The additional funding would also include $3 million for expanding the Neighborhood Parks Initiative, a partnership of the parks department, the City Parks Foundation, and the Central Parks Conservancy inaugurated in 30 parks last year. The program assigns a full-time gardener and playground associate to outer-borough parks in need of better maintenance. The Central Park Conservancy helped train the new gardeners, the first to be hired by the parks department in years. One of the goals is to disseminate the practices that have improved Central Park so dramatically, including the zone management system that gives gardeners personal responsibility for a specific section of the park.

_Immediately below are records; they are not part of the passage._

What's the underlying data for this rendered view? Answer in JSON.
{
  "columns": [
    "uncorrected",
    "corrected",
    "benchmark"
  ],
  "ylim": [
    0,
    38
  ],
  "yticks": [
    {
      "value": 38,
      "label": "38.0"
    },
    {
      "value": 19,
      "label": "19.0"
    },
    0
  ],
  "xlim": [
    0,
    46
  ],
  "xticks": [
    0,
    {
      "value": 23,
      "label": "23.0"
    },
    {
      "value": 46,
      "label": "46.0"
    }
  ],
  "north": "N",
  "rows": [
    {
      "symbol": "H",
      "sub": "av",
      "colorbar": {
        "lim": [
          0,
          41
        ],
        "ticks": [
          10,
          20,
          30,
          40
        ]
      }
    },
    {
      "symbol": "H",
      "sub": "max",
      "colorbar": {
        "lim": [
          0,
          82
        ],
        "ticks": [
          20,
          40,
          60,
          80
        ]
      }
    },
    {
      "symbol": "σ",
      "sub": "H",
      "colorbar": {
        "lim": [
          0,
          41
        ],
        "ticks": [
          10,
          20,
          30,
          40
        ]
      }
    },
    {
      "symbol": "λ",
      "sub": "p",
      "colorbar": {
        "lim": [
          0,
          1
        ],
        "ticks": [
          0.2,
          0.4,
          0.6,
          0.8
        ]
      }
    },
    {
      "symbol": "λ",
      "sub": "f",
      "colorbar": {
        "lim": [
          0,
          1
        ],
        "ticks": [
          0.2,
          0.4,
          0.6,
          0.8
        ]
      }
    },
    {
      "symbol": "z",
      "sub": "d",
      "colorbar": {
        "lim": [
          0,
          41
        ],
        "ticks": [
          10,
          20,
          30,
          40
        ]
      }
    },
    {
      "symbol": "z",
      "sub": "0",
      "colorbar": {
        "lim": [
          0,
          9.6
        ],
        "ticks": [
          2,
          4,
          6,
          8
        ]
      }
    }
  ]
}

Drawing Revenue from the Parks

The parks department also raises about $60 million a year through concessions and various fees. The money goes into the general fund, not directly to parks, but it helps buffer the department from budget cuts.

For the next fiscal year, the city is proposing to bring in additional revenue by charging membership fees at the six recreation centers receiving federal Community Development Block Grant funding. These recreation centers had remained free in 2003 when the city began charging visitors to most centers. The fee is $50, or $75 for centers with pools. (Children up to age 18 can still use the centers for free, and there is a reduced senior fee.)

The new fees are projected to bring in $2 million. But that revenue goal may be unrealistic, according to the Independent Budget Office. Its recent analysis of center use and revenue after the fees were instituted found that attendance dropped at the centers charging the higher amount, while it increased at the free and less expensive centers.

The analysis suggests that once fees are imposed at the formerly free centers, fewer people -- especially from the lower income populations that are at higher risk of obesity and diabetes -- will use them. If charging for using park facilities ends up discouraging people from using them, it undermines the mission of the parks department as well as the larger public policy goal of improving the health of residents.

Commissioner Benepe takes issue with that conclusion, however. “What we have found is that when it’s free, lots of people join, but very few people actually come,” he said. “When people pay, they tend to use it more.” He noted that the fees were a fraction of a typical health club membership. He also said there was no difference in the socioeconomic status of people using the community development-funded centers and the others, so that it was more equitable to charge a fee at all centers.

The Independent Budget Office also looked at what happened when the parks department raised the price of a season’s tennis court pass from $50 to $100. Doubling the price led to a 40 percent drop in the number of passes sold, resulting in only a 16 percent increase in income, part of which came from higher sales of one-time use passes. The budget office found that tennis court usage “appeared to have dropped off significantly,” and concluded that a smaller price increase might have resulted in both greater total revenues and court use.